I was astonished after seeing this problem as this problem basically asks to calculate the convolution of the given polynomial with a constrained K. I know about fast fourier transform to multiply two polynomial in O(nlogn) but there we used the idea of nth roots of unity in place of some random K, to reduce the input size by half in each level of recurrence. But, if we are constrained to choose a paricular K, how to sample N points in better than O(N^2)!!! Also what does it means to “design” a DFT which works on some particular Modulo?

A better solution with O(n (log n)**2) is given here: https://www.student.cs.uwaterloo.ca/~cs487/handouts/script07.pdf

I tried implementing this, however it was tle probably due to higher constants in multiplication in NTT/FFT. It was taking around 12 seconds for the worst case -_-

Same approach is described in Cormen Book too. But it seems hard to code.

Look at all possible remainders of x^2 modulo the given prime. How many different remainders exist?

Do the same with x^4, x^8 etc. How many remainders exist?

My approach uses this and it’s almost brute force.

Please look here http://e-maxx.ru/algo/fft_multiply if you don’t speak Russian (like me) use Google Translate.

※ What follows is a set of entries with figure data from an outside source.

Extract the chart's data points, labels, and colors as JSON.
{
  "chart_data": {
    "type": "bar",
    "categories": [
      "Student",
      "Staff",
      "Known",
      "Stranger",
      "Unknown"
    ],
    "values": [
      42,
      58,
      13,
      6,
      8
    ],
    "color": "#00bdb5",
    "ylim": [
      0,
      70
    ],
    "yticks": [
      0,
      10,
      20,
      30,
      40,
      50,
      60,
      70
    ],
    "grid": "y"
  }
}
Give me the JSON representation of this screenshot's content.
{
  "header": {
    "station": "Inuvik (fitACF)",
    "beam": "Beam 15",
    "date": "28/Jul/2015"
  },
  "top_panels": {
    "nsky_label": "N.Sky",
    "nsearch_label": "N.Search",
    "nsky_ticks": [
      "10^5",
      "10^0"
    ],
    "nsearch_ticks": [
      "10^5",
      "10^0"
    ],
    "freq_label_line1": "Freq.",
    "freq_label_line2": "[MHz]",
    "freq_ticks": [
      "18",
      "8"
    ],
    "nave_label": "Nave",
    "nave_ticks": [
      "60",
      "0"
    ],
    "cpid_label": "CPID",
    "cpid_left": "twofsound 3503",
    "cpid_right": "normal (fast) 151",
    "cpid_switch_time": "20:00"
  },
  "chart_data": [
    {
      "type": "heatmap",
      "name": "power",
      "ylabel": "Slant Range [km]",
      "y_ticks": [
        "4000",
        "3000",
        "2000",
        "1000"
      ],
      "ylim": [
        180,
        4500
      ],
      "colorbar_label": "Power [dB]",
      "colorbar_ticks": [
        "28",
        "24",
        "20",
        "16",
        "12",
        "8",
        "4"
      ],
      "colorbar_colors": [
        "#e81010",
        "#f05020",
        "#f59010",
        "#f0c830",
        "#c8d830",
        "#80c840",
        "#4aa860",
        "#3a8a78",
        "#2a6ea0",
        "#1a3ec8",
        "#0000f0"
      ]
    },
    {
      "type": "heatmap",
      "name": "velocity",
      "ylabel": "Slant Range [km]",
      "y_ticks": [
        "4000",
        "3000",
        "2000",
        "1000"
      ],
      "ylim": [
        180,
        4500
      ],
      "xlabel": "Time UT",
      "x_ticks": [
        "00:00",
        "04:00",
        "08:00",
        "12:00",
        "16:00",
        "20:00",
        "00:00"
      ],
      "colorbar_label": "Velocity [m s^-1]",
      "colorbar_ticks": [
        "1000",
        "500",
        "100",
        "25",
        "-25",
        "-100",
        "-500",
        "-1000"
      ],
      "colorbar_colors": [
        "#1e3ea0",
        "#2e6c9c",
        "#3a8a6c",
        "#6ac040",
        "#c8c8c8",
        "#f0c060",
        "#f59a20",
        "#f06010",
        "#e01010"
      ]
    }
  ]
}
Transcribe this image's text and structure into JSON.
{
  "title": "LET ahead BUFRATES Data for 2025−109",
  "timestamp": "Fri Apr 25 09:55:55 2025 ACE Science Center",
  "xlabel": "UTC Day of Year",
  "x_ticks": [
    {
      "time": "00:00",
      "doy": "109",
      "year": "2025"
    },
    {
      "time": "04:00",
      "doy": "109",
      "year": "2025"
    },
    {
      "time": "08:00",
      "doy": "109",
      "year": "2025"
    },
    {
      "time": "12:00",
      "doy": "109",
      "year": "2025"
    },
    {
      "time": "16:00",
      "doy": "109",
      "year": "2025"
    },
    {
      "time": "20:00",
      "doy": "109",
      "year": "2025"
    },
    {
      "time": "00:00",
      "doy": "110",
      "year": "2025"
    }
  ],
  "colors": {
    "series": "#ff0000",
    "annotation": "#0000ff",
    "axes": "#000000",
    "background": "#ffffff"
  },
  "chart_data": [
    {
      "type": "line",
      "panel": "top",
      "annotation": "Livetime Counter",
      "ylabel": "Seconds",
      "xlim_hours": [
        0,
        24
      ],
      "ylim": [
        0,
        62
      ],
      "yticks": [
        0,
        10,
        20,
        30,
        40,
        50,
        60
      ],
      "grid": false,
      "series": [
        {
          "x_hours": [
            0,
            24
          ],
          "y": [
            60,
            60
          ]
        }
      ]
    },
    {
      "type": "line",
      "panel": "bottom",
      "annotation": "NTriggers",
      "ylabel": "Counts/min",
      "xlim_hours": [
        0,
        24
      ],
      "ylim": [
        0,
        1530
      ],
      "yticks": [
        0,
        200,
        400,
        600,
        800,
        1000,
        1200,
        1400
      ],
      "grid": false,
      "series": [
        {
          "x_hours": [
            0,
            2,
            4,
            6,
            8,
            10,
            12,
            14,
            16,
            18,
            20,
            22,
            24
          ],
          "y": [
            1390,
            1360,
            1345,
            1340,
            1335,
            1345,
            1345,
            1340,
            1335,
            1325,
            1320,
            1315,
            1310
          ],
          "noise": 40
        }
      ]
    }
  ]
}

I have discussed my approach in this page :

https://discuss.codechef.com/questions/82993/workchef-and-polyeval-problems-in-july-16?page=1#83020

I have shared my approach on this page:

https://discuss.codechef.com/questions/82993/workchef-and-polyeval-problems-in-july-16?page=1#83020

I did not use FFT / NTT in this problem. I used similar insight from @xellos0 's insight. I recursively decomposed a polynomial into four polynomials in terms of x^4 and used unordered_map to save the result for each decocmposition. I continued decomposition until I only have one term (constant term). The number of possible remainders when the function x^4 mod 786433 is repeatedly applied is reduced drastically every application which gives an opportunity for memoization / DP. I don’t know how to prove this mathematically, but I tried creating a program which counts the number of possible remainder and indeed this is true for powers of two. Notice that the decomposition would produce a tree with four childs, and so I used 4-ary heap-like indexing. https://www.codechef.com/viewsolution/10762921

You can decompose a polynomial into four polynomials in this way:

A(x) = A_{4k}(x^4) + x A_{4k+1}(x^4) + x^2 A_{4k+2}(x^4) + x^3 A_{4k + 3}(x^4)

IN the formula above, A_{4k}(x^4) are the coefficients that are multiples of 4, A_{4k+1}(x^4) are the coeffiients that are multiples of 4 but +1.

We can also decompose a polynomial into 8 polynomials in terms of x^8. I think I would have gotten faster running time if I used higher power such as 8 because the number of remainders reduce even faster.

I hope the logic is sufficiently understandable, let me know if there is something unclear with my explanation.

No prime, every x up to the modulo.